Leslie Research Group

Lab’s website

Our group develops computational methods to study and model transcriptional, co-transcriptional, and post-transcriptional gene regulatory mechanisms and to dissect the dysregulation of gene expression in cancer. The techniques we use generally come from machine learning, a field at the intersection of computer science and statistics. In particular, we develop supervised learning methods — algorithmic approaches for learning predictive models from data — that we train on high-throughput experimental data, increasingly from next generation sequencing.  As we try to advance the state-of-the-art in statistical and machine learning models of gene regulation, we also seek to drive biological discovery through close collaborations with experimentalists to study specific regulatory mechanisms.

Current Research Areas

Modeling cell-type specific transcriptional programs

We have introduced discriminative models trained on ChIP-seq data for capturing the subtle DNA sequence preferences of transcription factors (TFs), and we have shown that some TFs recognize cell-type specific sequence signals, due for example to differences in the composition of the TF binding complex.  We are also using DNase-seq data in human and mouse primary cells to model the establishment, maintenance, and loss of regulatory regions (enhancers and promoters) during lineage development.

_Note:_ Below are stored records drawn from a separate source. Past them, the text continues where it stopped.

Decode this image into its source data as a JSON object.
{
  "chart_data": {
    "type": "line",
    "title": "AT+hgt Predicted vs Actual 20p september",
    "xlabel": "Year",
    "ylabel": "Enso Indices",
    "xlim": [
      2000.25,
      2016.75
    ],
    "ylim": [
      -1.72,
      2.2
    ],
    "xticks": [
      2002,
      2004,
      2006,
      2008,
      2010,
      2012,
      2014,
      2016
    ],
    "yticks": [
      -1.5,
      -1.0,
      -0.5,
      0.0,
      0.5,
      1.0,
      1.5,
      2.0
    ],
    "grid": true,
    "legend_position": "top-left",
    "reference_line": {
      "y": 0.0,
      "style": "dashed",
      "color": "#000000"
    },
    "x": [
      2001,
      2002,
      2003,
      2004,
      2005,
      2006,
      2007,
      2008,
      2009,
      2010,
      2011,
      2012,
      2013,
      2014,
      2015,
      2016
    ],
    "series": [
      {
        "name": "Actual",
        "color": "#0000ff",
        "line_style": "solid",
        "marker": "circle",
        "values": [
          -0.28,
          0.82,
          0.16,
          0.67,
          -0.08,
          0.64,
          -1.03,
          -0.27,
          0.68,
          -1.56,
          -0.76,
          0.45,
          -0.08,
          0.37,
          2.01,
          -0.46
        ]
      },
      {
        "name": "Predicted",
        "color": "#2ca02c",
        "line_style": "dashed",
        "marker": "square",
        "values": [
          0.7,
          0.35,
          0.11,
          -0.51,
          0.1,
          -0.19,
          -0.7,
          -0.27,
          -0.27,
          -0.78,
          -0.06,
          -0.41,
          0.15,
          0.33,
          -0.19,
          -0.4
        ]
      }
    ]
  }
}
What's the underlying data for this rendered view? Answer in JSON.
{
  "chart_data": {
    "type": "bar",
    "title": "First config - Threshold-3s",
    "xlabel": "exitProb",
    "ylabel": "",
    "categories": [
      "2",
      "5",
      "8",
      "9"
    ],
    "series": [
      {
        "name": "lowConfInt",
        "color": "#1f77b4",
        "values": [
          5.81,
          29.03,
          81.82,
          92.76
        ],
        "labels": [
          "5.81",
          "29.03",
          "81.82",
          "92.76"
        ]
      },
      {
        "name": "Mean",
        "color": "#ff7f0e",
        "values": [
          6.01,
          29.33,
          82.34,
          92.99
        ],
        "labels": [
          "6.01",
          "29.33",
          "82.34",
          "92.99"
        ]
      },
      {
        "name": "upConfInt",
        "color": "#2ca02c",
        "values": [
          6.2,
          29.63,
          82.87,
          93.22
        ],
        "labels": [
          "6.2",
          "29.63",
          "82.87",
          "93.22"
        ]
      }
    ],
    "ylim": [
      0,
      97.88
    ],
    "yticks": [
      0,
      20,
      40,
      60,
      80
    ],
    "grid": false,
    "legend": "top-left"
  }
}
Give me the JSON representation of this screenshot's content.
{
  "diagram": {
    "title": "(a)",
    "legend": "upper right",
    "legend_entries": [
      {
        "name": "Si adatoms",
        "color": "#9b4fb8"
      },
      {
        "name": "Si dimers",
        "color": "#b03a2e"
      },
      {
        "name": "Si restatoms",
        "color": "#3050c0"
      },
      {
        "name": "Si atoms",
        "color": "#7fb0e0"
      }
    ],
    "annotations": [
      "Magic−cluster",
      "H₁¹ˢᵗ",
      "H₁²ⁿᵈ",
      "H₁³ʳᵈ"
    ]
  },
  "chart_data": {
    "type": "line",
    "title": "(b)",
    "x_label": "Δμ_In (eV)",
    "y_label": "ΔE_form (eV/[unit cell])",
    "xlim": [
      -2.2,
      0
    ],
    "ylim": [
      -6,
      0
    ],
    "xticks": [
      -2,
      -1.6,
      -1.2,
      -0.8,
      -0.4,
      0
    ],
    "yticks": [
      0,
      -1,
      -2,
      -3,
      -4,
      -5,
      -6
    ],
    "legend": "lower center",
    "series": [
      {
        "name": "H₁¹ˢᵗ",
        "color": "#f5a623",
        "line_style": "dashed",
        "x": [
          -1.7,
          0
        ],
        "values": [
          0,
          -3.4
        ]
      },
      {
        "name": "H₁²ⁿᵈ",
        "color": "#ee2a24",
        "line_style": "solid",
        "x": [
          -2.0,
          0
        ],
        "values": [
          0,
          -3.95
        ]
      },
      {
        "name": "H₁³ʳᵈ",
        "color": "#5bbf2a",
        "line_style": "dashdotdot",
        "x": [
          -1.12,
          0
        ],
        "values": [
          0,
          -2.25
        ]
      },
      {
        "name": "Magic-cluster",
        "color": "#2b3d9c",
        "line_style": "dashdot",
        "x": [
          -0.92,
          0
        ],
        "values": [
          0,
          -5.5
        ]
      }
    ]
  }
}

Dissecting co- and post-transcriptional regulation

Through computational studies of microRNA-mediated gene regulation, we introduced the mirSVR target prediction method, computationally identified key targets of oncogenic and tumor suppressor microRNAs, and documented the system-level effects of competition of microRNAs for RISC and of targets for microRNAs.  We are now exploiting recent next-generation RNA sequencing technologies to map co- and post-transcriptional regulatory events, including AGO CLIP-seq to analyze the determinants of microRNA binding and 3′-seq to understand the contribution of alternative 3′UTR isoforms to tissue- and pathway-specific regulation.

Cancer systems biology

Cancer genomics projects are generating rich multi-modal tumor profiling data sets, but these data are still underused.  We have developed an integrative strategy to combine mRNA, copy number, and miRNA profiles together with regulatory elements in a mechanistically informed way in order to decipher transcriptional and miRNA-mediated regulatory programs in cancer.  We are also developing computational methods to dissect the complex interplay between cancer cells and cells of the host microenvironment and model how these diverse interactions contribute to cancer progression and invasion.